Yana mengenal dan berlatih bulu tangkis dari ayahnya di usia tujuh tahun. Menurut Olly, suaminya membentuk karakter Yana sedemikian keras sehingga tak mudah cengeng. Setiap selesai berlatih di klub, Yana harus menjalani latihan tambahan dari ayahnya di rumah. Net dibentangkan di ruang tamu, lalu Yana disuruh memukul kok selama satu jam. Tak jarang Benno marah jika Yana salah memukul.

Menangis

Latihan keras saat muda berbuah hasil ketika Yana menjuarai tunggal putri turnamen kelompok umur Piala Bhayangkara di Manado, di usia 10 tahun. Kemenangan pun diraih dalam berbagai turnamen di Kawanua.

Potensi luar biasa terus diasah dan dikembangkan hingga akhirnya Yana memilih bulu tangkis sebagai jalan hidup masa depan, mengorbankan pendidikan formal. ”Yana seperti berjudi dengan masa depannya. Kalau gagal, orangtuanya sudah menyiapkan pekerjaan menjaga toko, meneruskan usaha jual oli ayahnya. Yana terampil mengganti oli hingga membuka ban mobil ataupun sepeda motor di tempat usaha orangtuanya,” tutur Honce Maramis.

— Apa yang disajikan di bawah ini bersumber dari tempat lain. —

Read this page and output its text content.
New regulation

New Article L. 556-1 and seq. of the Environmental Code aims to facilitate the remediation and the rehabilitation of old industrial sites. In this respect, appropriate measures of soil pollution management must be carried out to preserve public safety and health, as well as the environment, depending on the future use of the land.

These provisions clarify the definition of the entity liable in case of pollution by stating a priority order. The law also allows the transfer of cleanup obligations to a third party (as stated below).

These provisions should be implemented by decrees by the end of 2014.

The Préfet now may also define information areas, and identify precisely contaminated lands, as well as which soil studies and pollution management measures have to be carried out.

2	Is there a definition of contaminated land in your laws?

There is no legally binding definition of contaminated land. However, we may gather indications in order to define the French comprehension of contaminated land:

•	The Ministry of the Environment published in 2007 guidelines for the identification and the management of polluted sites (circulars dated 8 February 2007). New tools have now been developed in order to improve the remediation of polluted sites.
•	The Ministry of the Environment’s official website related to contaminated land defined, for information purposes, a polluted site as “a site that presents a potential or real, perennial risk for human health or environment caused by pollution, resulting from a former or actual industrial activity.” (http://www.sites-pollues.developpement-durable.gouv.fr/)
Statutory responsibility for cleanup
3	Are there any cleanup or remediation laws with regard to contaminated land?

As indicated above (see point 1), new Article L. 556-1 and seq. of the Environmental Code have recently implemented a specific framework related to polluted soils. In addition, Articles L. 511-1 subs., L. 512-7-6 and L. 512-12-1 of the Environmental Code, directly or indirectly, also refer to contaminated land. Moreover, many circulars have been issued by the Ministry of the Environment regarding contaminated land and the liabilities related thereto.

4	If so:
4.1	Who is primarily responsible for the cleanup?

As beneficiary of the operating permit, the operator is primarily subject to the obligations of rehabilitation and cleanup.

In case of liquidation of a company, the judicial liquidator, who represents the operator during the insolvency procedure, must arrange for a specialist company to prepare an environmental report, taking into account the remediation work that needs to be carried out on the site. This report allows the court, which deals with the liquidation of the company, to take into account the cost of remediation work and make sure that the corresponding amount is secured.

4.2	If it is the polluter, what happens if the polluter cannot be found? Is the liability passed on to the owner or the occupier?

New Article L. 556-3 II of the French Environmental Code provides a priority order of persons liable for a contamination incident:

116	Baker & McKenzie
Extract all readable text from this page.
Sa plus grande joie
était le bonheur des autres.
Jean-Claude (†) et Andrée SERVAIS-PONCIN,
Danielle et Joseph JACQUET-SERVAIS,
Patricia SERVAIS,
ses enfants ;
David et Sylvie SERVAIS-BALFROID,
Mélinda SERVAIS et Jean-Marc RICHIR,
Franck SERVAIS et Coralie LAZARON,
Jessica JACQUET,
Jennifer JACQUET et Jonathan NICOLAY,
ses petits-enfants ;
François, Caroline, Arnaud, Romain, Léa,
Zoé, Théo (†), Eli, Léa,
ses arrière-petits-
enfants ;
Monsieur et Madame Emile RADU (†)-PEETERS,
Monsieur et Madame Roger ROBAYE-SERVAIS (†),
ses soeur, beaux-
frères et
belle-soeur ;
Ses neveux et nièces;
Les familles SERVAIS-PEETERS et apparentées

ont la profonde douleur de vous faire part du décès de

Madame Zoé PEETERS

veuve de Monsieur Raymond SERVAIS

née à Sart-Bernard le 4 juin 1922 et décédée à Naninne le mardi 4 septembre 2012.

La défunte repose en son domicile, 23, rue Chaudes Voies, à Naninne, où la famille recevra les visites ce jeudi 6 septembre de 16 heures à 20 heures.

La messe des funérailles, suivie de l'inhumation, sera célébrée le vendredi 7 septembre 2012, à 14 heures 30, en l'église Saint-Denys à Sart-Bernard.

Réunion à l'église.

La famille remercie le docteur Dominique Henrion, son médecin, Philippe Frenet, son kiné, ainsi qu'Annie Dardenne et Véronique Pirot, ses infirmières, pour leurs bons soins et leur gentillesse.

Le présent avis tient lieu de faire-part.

Masa sulit kembali dialami Yana saat jatuh bangun seorang diri merintis karier di Jakarta, dalam tiga tahun pertama. Sementara penghasilan Benno pas-pasan saja dari berdagang pelumas. ”Yana menangis tersedu saat harus berpisah dengan saya yang harus kembali ke Manado. Air mata Yana membasahi sepiring nasinya. Waktu itu Yana 13 tahun,” kenang Olly.

Yang unik, saat berlatih di Jakarta, nama Yana berubah jadi Butet. Seorang temannya yang berlatih di Bimantara Tangkas memanggil Yana dengan Butet, yang berarti anak bungsu kesayangan. Itu berawal dari kebiasaan Yana yang selalu menangis saat menelepon ibunya.

Saat berlaga di Medan, temannya dari tribune meneriakkan nama Butet untuk menyemangati. Teriakan itu diikuti penonton. Butet pun menjadi nama keberuntungan Yana, ia pun menang. Meski demikian, ujar Olly, keluarganya tetap memanggil Yana.

Kedua orangtua Yana, Benno dan Olly, berhasrat anaknya bisa pulang ke Manado sehari untuk diarak keliling kota seperti dilakukan Kemenpora di Jakarta.

”Saya minta Yana pulang dulu dan warga siap mengarak keliling kota. Masyarakat Manado bangga dengan Yana. Ini juga bagian dari kebanggaan kami sebagai warga Manado,” kata Benny Alo Tenda, tokoh pemuda di Manado.